Java Quicksort quadratic runtime behaviour

Question

I tried to implement an efficient sorting algorithm in Java. For this reason, I also implemented quicksort and use the following code:

public class Sorting {
    private static Random prng;

    private static Random getPrng() {
        if (prng == null) {
            prng = new Random();
        }
        return prng;
    }

    public static void sort(int[] array) {
        sortInternal(array, 0, array.length - 1);
    }

    public static void sortInternal(int[] array, int start, int end) {
        if (end - start < 50) {
            insertionSortInternal(array, start, end);
        } else {
            quickSortInternal(array, start, end);
        }
    }

    private static void insertionSortInternal(int[] array, int start, int end) {
        for (int i=start; i<end - 1; ++i) {
            for (int ptr=i; ptr>0 && array[ptr - 1] < array[ptr]; ptr--) {
                ArrayUtilities.swap(array, ptr, ptr - 1);
            }
        }
    }

    private static void quickSortInternal(int[] array, int start, int end) {
        int pivotPos = getPrng().nextInt(end - start);
        int pivot = array[start + pivotPos];
        ArrayUtilities.swap(array, start + pivotPos, end - 1);
        int left = start;
        int right = end - 2;
        while (left < right) {
            while (array[left] <= pivot && left < right) {
                ++left;
            }
            if (left == right) break;
            while (array[right] >= pivot && left < right) {
                right--;
            }
            if (left == right) break;
            ArrayUtilities.swap(array, left, right);
        }
        ArrayUtilities.swap(array, left, end - 1);
        sortInternal(array, start, left);
        sortInternal(array, left + 1, end);
    }
}

ArrayUtilities.swap just swaps the two given elements in the array.
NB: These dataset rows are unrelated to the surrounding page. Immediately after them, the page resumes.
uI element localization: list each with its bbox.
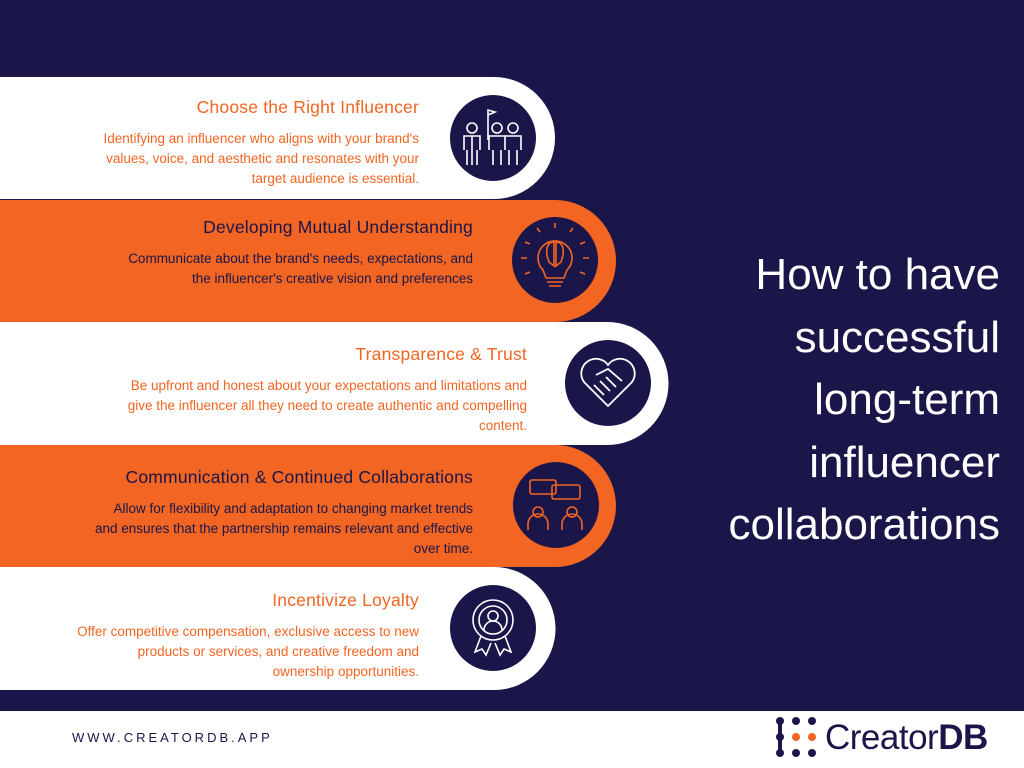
text: trust [128,344,527,433]
title: How to have [755,250,1000,299]
text: loyalty: ownership opportunities. [273,664,419,679]
text: trust: Transparence & Trust [355,344,527,364]
text: choose: values, voice, and aesthetic and resonates with your [106,151,419,166]
icon: badge [450,585,536,671]
logo dots [776,717,816,757]
title [728,250,1000,549]
icon: people with flag [450,95,536,181]
title: influencer [809,438,1000,486]
text: mutual: Developing Mutual Understanding [203,217,473,237]
icon: chat people [513,462,599,548]
icon: heart handshake [565,340,651,426]
text: loyalty [77,590,419,679]
text: communication: Allow for flexibility and adaptation to changing market trends [114,501,473,516]
band 5 [0,567,556,690]
text: communication [95,467,473,556]
text: choose: Choose the Right Influencer [197,97,419,117]
band 4 [0,445,616,567]
text: loyalty: products or services, and creative freedom and [138,644,419,659]
text: choose: Identifying an influencer who aligns with your brand's [103,131,419,146]
title: successful [795,312,1000,362]
title: collaborations [728,500,1000,549]
text: loyalty: Offer competitive compensation, exclusive access to new [77,624,419,639]
text: trust: Be upfront and honest about your expectations and limitations and [131,378,527,393]
text: communication: over time. [414,541,473,556]
text: communication: and ensures that the partnership remains relevant and effective [95,521,473,536]
icon: lightbulb brain [512,217,598,303]
text: mutual [128,217,473,286]
text: communication: Communication & Continued Collaborations [126,467,473,487]
text: choose: target audience is essential. [252,171,419,186]
title: long-term [814,375,1000,424]
band 1 [0,77,555,199]
footer url: WWW.CREATORDB.APP [72,730,273,745]
footer bar [0,711,1024,768]
text: trust: content. [479,418,527,433]
text: mutual: Communicate about the brand's needs, expectations, and [128,251,473,266]
text: choose [103,97,419,186]
text: trust: give the influencer all they need to create authentic and compelling [128,398,527,413]
text: mutual: the influencer's creative vision and preferences [192,271,473,286]
logo text: CreatorDB [825,718,988,757]
band 2 [0,200,616,322]
text: loyalty: Incentivize Loyalty [272,590,419,610]
band 3 [0,322,668,445]
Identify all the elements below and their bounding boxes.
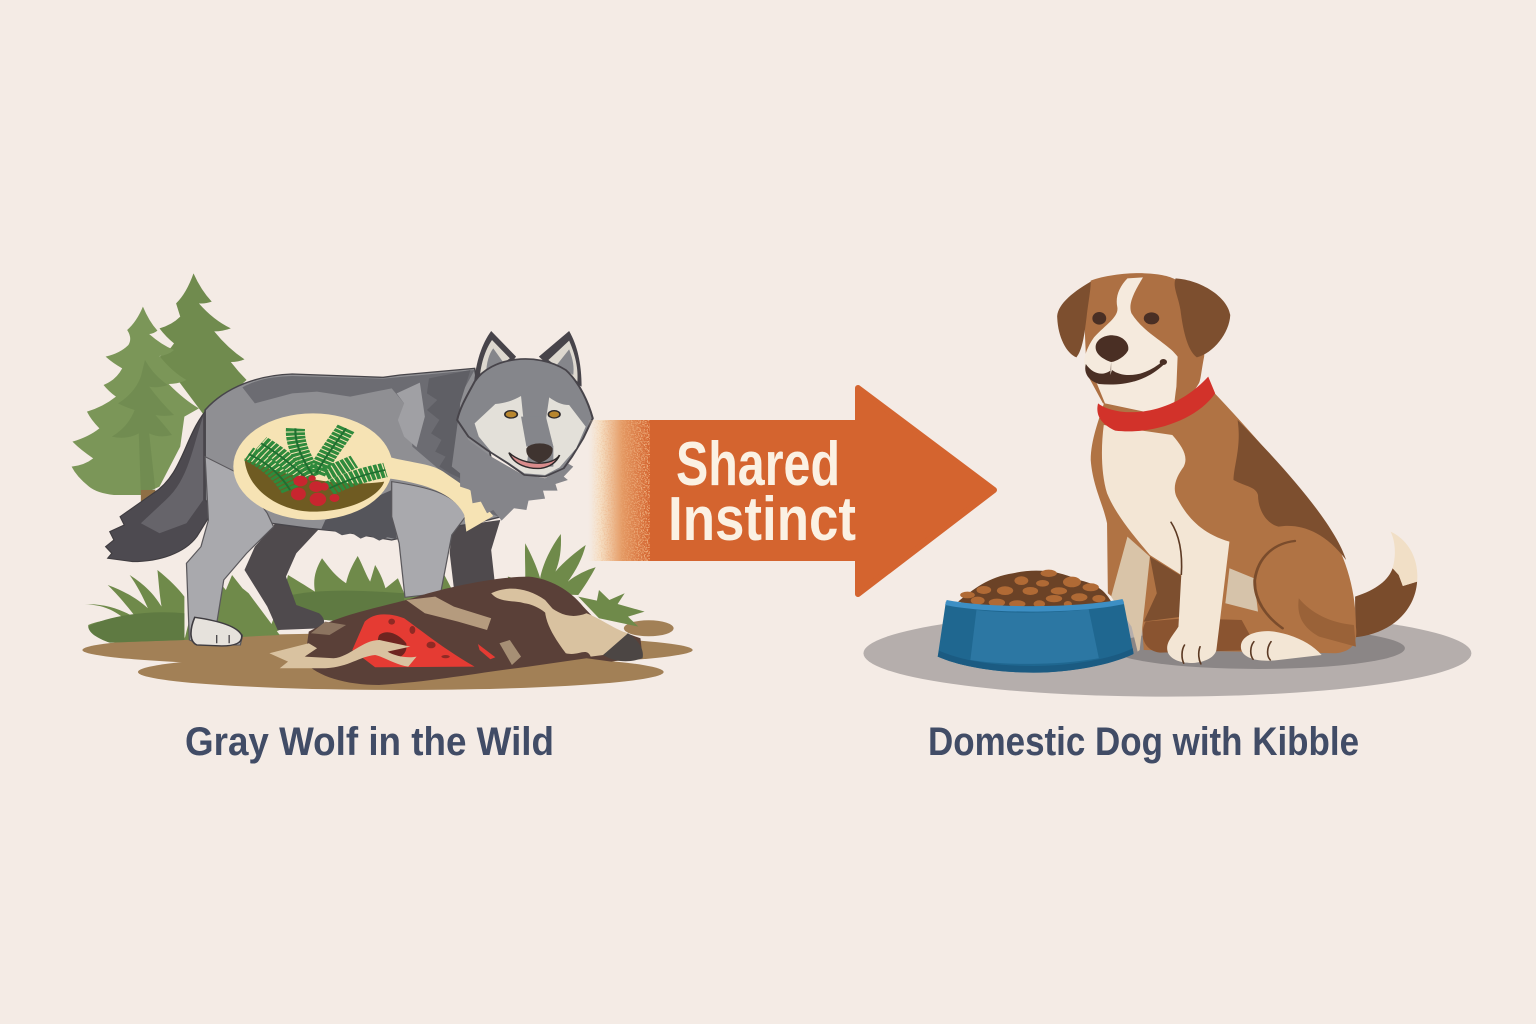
pale fur band	[397, 383, 425, 447]
underbelly fringe	[321, 490, 397, 541]
near front leg	[392, 482, 465, 597]
ground shadow	[863, 610, 1471, 697]
left ear	[1057, 282, 1091, 357]
left ear	[474, 331, 516, 388]
label: gray wolf: Gray Wolf in the Wild	[185, 720, 554, 764]
arrow text	[668, 430, 856, 554]
food bowl	[938, 570, 1134, 673]
back foreleg	[1111, 537, 1150, 652]
white blaze and muzzle	[1084, 277, 1178, 417]
belly	[1225, 568, 1258, 612]
right ear	[539, 331, 582, 387]
kibble pile	[958, 570, 1111, 608]
front paw toes	[1182, 645, 1201, 664]
icon: front pine tree	[72, 307, 199, 502]
snout	[521, 417, 553, 447]
arrow labelled Shared Instinct	[588, 388, 994, 594]
cream connector and chest	[388, 457, 493, 532]
flesh spots	[388, 619, 450, 658]
far front leg	[450, 520, 500, 588]
head	[1057, 273, 1230, 420]
nose	[1096, 335, 1128, 362]
stomach contents: red berries	[291, 475, 339, 506]
hind foot	[1143, 618, 1258, 653]
dark wound hole	[378, 632, 407, 657]
white face mask	[475, 396, 586, 475]
cream chest and front leg	[1102, 425, 1229, 663]
exposed red flesh	[352, 614, 475, 667]
grass shadow mounds	[88, 591, 404, 643]
muzzle tip	[603, 633, 643, 661]
dark neck stripes	[427, 370, 470, 480]
body	[1091, 392, 1356, 653]
bowl highlight face	[970, 609, 1099, 664]
bowl rim	[945, 599, 1124, 612]
near hind leg	[186, 457, 274, 645]
red collar	[1097, 377, 1215, 431]
carcass body	[305, 577, 643, 685]
eyes	[1092, 312, 1159, 325]
bowl body	[938, 601, 1134, 673]
haunch shade	[1298, 598, 1356, 647]
hind paw	[1241, 631, 1322, 661]
right ear	[1175, 278, 1230, 357]
chest leg line	[1171, 522, 1182, 575]
arrow text: Shared	[676, 430, 840, 499]
haunch crease	[1255, 541, 1295, 628]
torn fur edge	[311, 622, 346, 635]
bowl base band	[938, 648, 1134, 673]
bone-like limb	[269, 640, 417, 668]
stomach cutaway bubble	[233, 413, 393, 520]
body	[205, 368, 502, 540]
arrow text: Instinct	[668, 485, 856, 554]
neck ruff	[452, 420, 573, 521]
eyes	[505, 411, 560, 418]
label: domestic dog: Domestic Dog with Kibble	[928, 720, 1359, 764]
wolf	[106, 331, 593, 646]
grass tufts	[85, 534, 645, 643]
icon: back pine tree	[160, 273, 247, 417]
dark saddle patch	[1234, 420, 1346, 560]
nose	[526, 443, 553, 463]
ground: dirt patches	[82, 620, 693, 690]
head brown	[1085, 273, 1205, 420]
near hind paw	[191, 617, 242, 646]
tail	[1355, 532, 1417, 637]
panel: domestic dog with kibble	[863, 273, 1471, 697]
pale fur patches and snout	[406, 589, 628, 665]
mouth	[1085, 362, 1163, 385]
wolf head	[457, 331, 593, 477]
shaded back and fur bands	[242, 370, 502, 518]
far hind leg	[244, 523, 324, 630]
arrow shape	[588, 388, 994, 594]
shadow between legs	[1144, 557, 1183, 622]
stomach contents: soil	[244, 458, 384, 512]
panel: gray wolf in the wild	[72, 273, 693, 690]
carcass	[269, 577, 643, 685]
dog	[1057, 273, 1417, 664]
stomach contents: green sprigs	[249, 428, 385, 490]
mouth	[509, 453, 560, 468]
face	[457, 359, 593, 477]
tail	[106, 407, 209, 562]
From this code, I expect O(n log(n)) runtime behaviour. But, some different lengths of arrays to sort gave the following results:

10000 elements: 32ms

20000 elements: 128ms

30000 elements: 296ms

The test ran 100 times in each case, and then the arithmetic mean of the running times was calculated. But clearly, as opposed to the expected behaviour, the runtime is O(n^2). What's wrong with my algorithm?

Answer 1

In your insertion-sort implementation your array will be sorted in descending order, while in your quick-sort the array is sorted in ascending order. So replace(for descending order):

for (int ptr=i; ptr>0 && array[ptr - 1] < array[ptr]; ptr--)

with

for (int ptr=i; ptr>0 && array[ptr - 1] > array[ptr]; ptr--)

It also seems like your indexing is not correct. Try to replace:

sortInternal(array, 0, array.length - 1);

with:

sortInternal(array, 0, array.length);

And in the insertions sort first for loop you don't need to do end - 1, i.e. use:

for (int i=start; i<end; ++i)

Finally, add if (start >= end) return; at the beginning of the quick-sort method.

And as @ljeabmreosn mentioned, 50 is a little bit too large, I would have chosen something between 5 and 20.

Hope that helps!

Answer 2

The QuickSort "optimized" with Insertion Sort for arrays with length less than 50 elements seems to be a problem.

Imagine I had an array of size 65, and the pivot happened to be the median of that array. If I ran the array through your code, your code would use Insertion Sort on the two 32 length subarrays to the left and right of the pivot. This would result in ~O(2*(n/2)^2 + n) = ~O(n^2) average case. Using quick sort and implementing a pivot picking strategy for the first pivot, the time average case would be ~O((nlog(n)) + n) = ~O(n(log(n) + 1)) = ~O(n*log(n)). Don't use Insertion Sort as it is only used when the array is almost sorted. If you are using Insertion Sort solely because of the real running time of sorting small arrays might run faster than the standard quick sort algorithm (deep recursion), you can always utilize a non-recursive quick sort algorithm which runs faster than Insertion Sort.

Maybe change the "50" to "20" and observe the results.